これは、べるりんねっと789発行オンラインマガジン「BN789」の2001年6月号に掲載された内容です。

特別寄稿
ベルリンで没した偉大なる指揮者、
シノーポリ氏の訃報によせて
マーサ ビークル

2001年4月21日 午前1時30分

 K先生、唐突ですみません。今夜、ベルリンでシノーポリが亡くなりました。

 今夜はDeutsche Oper Berlinで、彼の指揮による”アイーダ”の公演がありました。 私は、最近Deutsch Operを良く聴いているのですが、今夜は満席、冒頭から、いつもとは明かに違う緊張感に包まれていました。人気のティーレマンの時でさえ無かった ような張り詰めた響きは、オケピットの中が突如として超一流のオケになったかの如くでした。
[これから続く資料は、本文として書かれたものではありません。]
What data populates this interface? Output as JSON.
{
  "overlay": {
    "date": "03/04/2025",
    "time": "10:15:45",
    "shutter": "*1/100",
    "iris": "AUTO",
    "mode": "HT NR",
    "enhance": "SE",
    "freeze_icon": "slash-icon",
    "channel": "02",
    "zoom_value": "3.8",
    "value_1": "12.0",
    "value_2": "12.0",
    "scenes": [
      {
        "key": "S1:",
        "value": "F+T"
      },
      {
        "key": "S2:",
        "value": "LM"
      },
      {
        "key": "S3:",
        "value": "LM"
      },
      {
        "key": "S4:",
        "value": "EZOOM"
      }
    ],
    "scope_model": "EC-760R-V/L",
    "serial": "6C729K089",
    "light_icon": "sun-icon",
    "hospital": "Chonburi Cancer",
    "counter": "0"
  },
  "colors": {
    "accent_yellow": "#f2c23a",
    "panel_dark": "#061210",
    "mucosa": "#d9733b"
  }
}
 第1、2幕の後、休憩をはさんで第3幕が始まり、アイーダがラダメスと逃亡の話をするアリアの時に、突然、何かが転げ落ちるような大きな物音、会場の照明がすぐさま明るくなり、オケの団員は一斉に立ちあがり、主役を含む歌手達はオーケストラピットをのぞき込み、ただならぬ雰囲気に包まれました。ピットからは大きな声が飛び交い、心臓マッサージをしていることが伺えました。客席では、あちこちで、「倒れたのは、シノーポリか?」との声。まもなく、舞台に出てきた係員から、全員ロビーへ出ろとの指示。そのまま公演中止のアナウンス。今日は降り番だった首席ソロオーボエ奏者の渡辺克也さんのご自宅に電話を入れて、事態を報告。何とも言えぬ雰囲気の中で、妻と共に言葉少なげに帰宅の途につきました。救急車は楽屋口のある Richard Wagner Strasseに停まったまま、いつのまにか青い非常灯も消えていて、動く様子も無いのが気になりました。

ドイチェ・オパー・ベルリン


当日のアイーダのパンフレット

 家でシャワーを浴び終わった0時半過ぎに電話が鳴り、不吉な予感で出てみると前述の渡辺さんから、彼が亡くなったとの報告。すぐさまテレビをつけてみると、赤いテロップで".. ist tot.(・・・死亡)"と・・・ 。午前1時のニュースでは、写真入 りでの報道がありました。テロップによると、2003年からは、つい先週聴きに行ったばかりのドレスデン・ゼンパー・オパーへの就任が決まっていたようです。

 ドイッチェ・オパーでは、演出のゲッツ・フリードリッヒと喧嘩をして以来、振っていなかったそうですが、ゲッツとの和解を契機に再登場したのが今日の公演。今夜のアイーダもゲッツによる演出。しかし、そのゲッツは、今夜の公演を待たずして、昨年12月に他界。1982年のプレミエ以来、183回目の公演でした。

 稀に見る緊迫感に満ちた演奏、シノーポリの指揮姿、そして倒れた時のけたたましい物音が、いまだに脳裏に焼き付いています。

 心から、冥福をお祈りいたします。


追 記

 シノーポリは、80年代の終わりにDeutsche Oper Berlinの音楽監督になる予定でしたが、総支配人・演出家のゲッツ・フリードリッヒとの確執から、実現しませんでした。何年も顔を合わせていなった二人が再会したのは、2年前の春。フリードリッヒがローマのシノーポリを尋ねた時でした。彼はシノーポリに、何年も考え抜いた言葉を切り出しました。「私は、Deutsche Operであなたとの最高の仕事を成し遂げるまでは、このオペラを去ることができない。」 と。この時二人は、感激のあまり、抱擁をしたと言います。そして、作品はヴェルディの「アイーダ」に決定。言うまでも無く、それがあの夜の演奏。シノーポリは、このやりとりについて、以下のように語っています。
「今年がヴェルディ没後100年にあたることは、全く考えになかった。きっとこれは、私達の運命だったに違いない。」
 精神分析医でもあったシノーポリが”運命”という言葉を使った二人の関係。次なる運命は、昨年12月。フリードリッヒの死という形で訪れました。決別したまま、約束を果たせなかったシノーポリの心中は、いかなるものだったのでしょうか。期せずしてフリードリッヒの追悼演奏となった「アイーダ」。数年振りに戻ってきたDeutsche Operのプログラムに、彼への追悼メッセージを残したシノーポリが、その演奏中に、まるで後を追うようにして亡くなりました。

 改めて、ご冥福をお祈りしたいと思います。